After her grandson Champion is kidnapped by a wine-guzzling mafia boss and his rectangular cronies during the Tour de France, Mme Souza sets out across the Atlantic to launch a daring rescue, with the help of an old vaudeville music act, the Triplets of Belleville. Before she can initiate one of the most memorable chase scenes in cinema, the diminutive Mme Souza must overcome the excesses of America – a banner reading “in vino veritas” characterises the over-grown Big Apple setting – and the underground betting ring behind her grandson’s kidnapping.

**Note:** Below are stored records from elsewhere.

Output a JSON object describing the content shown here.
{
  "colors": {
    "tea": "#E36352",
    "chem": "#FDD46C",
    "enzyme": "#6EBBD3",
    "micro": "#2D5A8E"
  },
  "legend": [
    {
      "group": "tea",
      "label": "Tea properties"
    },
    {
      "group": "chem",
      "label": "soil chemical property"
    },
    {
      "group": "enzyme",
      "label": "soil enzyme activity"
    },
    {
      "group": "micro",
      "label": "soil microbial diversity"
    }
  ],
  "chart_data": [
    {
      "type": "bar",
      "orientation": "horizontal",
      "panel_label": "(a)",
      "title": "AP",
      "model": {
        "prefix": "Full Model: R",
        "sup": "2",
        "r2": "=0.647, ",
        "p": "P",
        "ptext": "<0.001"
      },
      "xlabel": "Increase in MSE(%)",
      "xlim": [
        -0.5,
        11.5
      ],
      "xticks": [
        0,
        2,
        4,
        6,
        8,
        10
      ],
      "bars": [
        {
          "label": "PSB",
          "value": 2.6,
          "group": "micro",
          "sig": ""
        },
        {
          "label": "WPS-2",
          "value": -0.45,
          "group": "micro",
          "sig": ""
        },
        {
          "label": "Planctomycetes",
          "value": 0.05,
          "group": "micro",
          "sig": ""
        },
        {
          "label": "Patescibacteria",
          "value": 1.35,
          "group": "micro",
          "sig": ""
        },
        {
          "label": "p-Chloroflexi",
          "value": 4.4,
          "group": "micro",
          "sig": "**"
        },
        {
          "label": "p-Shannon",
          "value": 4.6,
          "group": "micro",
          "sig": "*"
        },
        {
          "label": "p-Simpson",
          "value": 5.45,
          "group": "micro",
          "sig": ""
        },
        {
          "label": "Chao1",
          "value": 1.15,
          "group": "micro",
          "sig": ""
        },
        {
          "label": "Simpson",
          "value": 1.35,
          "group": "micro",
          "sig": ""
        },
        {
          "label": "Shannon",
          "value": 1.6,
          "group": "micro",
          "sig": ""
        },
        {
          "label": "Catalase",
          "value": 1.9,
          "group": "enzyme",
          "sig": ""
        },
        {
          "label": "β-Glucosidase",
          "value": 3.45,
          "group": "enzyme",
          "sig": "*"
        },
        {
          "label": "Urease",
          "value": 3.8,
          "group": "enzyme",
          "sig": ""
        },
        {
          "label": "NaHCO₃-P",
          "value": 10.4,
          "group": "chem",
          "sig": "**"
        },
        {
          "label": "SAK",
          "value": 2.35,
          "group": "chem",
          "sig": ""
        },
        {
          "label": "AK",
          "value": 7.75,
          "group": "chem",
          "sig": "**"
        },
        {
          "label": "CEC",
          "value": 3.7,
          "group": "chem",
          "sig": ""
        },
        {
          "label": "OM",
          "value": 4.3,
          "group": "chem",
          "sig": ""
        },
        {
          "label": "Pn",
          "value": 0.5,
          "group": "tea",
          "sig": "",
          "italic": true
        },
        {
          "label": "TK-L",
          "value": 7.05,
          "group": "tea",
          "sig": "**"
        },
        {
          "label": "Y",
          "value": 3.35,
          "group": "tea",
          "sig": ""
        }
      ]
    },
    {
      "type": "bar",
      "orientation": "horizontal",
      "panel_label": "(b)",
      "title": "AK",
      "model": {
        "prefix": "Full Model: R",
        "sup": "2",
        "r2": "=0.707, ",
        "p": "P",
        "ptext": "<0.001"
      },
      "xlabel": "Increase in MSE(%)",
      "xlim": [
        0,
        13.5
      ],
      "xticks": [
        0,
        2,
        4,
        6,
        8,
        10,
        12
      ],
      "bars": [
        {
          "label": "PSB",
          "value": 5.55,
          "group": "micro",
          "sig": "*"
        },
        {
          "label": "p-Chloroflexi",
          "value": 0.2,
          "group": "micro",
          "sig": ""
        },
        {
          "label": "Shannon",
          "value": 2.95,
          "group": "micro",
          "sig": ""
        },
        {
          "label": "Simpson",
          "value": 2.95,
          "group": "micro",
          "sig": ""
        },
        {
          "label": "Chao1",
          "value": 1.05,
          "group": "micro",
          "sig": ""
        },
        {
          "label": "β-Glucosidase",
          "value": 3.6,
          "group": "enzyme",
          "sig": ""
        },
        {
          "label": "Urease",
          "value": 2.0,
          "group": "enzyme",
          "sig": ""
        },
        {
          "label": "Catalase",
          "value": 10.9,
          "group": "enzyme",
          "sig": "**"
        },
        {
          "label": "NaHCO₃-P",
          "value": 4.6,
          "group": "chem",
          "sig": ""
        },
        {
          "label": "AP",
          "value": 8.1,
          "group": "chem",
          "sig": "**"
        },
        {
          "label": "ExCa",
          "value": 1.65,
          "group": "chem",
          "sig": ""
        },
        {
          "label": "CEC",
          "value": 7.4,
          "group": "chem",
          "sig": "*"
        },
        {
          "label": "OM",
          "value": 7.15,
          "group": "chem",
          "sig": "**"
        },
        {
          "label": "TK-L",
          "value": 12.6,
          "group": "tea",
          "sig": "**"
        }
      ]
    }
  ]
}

Fortunately, it is not absolutely necessary to understand the fanciful machinations of plot to appreciate the flamboyant brilliance of the film’s animation, artwork, and score (written by Benoît Charest) – the music scenes with the triplets exhibit a light-handed and constantly surprising kind of manic creativity, and Mme Souza and her dog are two hugely empathetic and touching heroes. They are marvellous underdogs, and following them in their fight against a physically bigger adversary is genuinely affecting.
The film embraces a refreshingly unorthodox storytelling ethic, and none of the subtlety of narrative is lost by its dialogue-free script, allowing the imaginative strength of the artwork carry a hugely satisfying film that challenges the raft of interchangable computer-animated movies regularly on release.